Однако думаю, что большую роль, чем все удовольствия, в моем выздоровлении сыграли муки, которые я претерпевал почти каждый второй день у монарха. «Претерпеть» — уместное слово, так как, хоть я и самый близкий его друг, мне почти никогда не дозволяется сесть в его присутствии. Вообще с того времени, как он, грабитель, стянул у меня с чековой книжки 20 миллионов, он стал дерзким и невыносимым как никогда. Я ему больше не нужен. И он мстит мне за добро, стыдясь за это передо мной. Правильно говорит старая поговорка: «Не делай никому добра, если не хочешь взамен получить зло». Но легко сказать — не делать своему правителю добра. Не сделаешь — голову отрубит. Что ни день, то новые муки. Иногда я завидовал Демоне с ее пурпурным дворцом… Но на все зло хватает и добра: в то время как я у Вилли унижался, гнул спину, лизал ему пятки и прочие места на разные буквы, — о Демоне я даже вспомнить не мог; а злость, кипевшая во мне и после того, как мы сказали друг другу адьё, отгоняла от меня все страшные мысли. Но это почти как изгонять Сатану Вельзевулом; впрочем, Вельзевул мне хотя бы пока не грозит безумием. Горжусь своим самообладанием, благодаря которому я сохранил расположение к себе правителя и его неуменьшающееся уважение: я открою тебе, бумаженька, что позавчера, прощаясь со мной со слезами на глазах, он торжественно провозгласил: «Клянусь, что в ближайшем будущем следующим канцлером Империи будешь ты, Гельмутик, ты, жемчужина Германии!»
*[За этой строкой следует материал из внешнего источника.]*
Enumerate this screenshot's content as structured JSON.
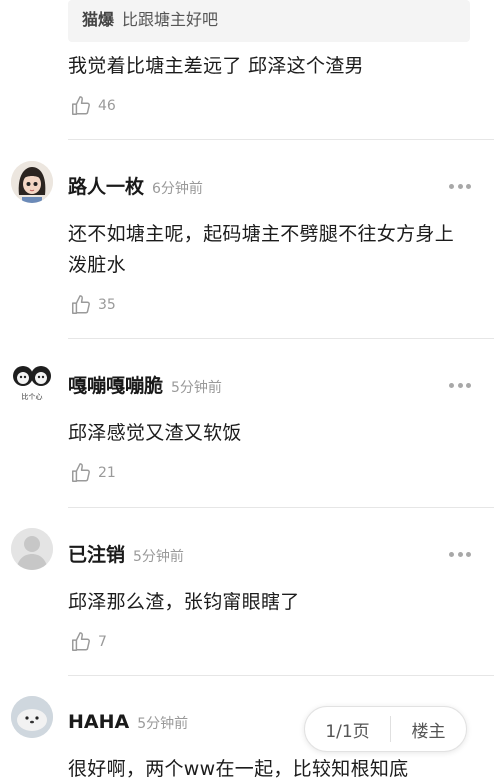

Он уехал в Испанию посетить Альфонса. Вернется только через три недели. Единственного страдания, которое до сих пор во мне оставалось, я лишился! Теперь я буду только кутить с Мольтке и Эйленбургом! [26] О, какая радость, после ужасного страдания быть снова счастливым! Как замечателен мир!
27 апреля.
В 7 часов утра. Окна моей спальни открыты. Широкие сады простираются за ними. Всюду сплошное сияние, танец и смех. Несмотря на раннее весеннее утро, почти летний воздух струится сюда со двора. А смеющееся солнце, хоть пока еще низкое, уже жжется. Благоухание персикового и черешневого цвета доносится сюда, как бы посылая мистический привет прелестных воздушных духов. Озеро деревьев подо мной оглушительно кричит пением бесчисленных птичек. Облачка на небе улыбаются мне сверху, — как хотелось бы взлететь к вам, мои голубочки золотисто-серебристые, и кататься по этой вечной голубой пустыне на ваших спинках!.. Невозможно удержаться и сидеть дома, — вперед на лоно природы с Эйленбургом и Мольтке!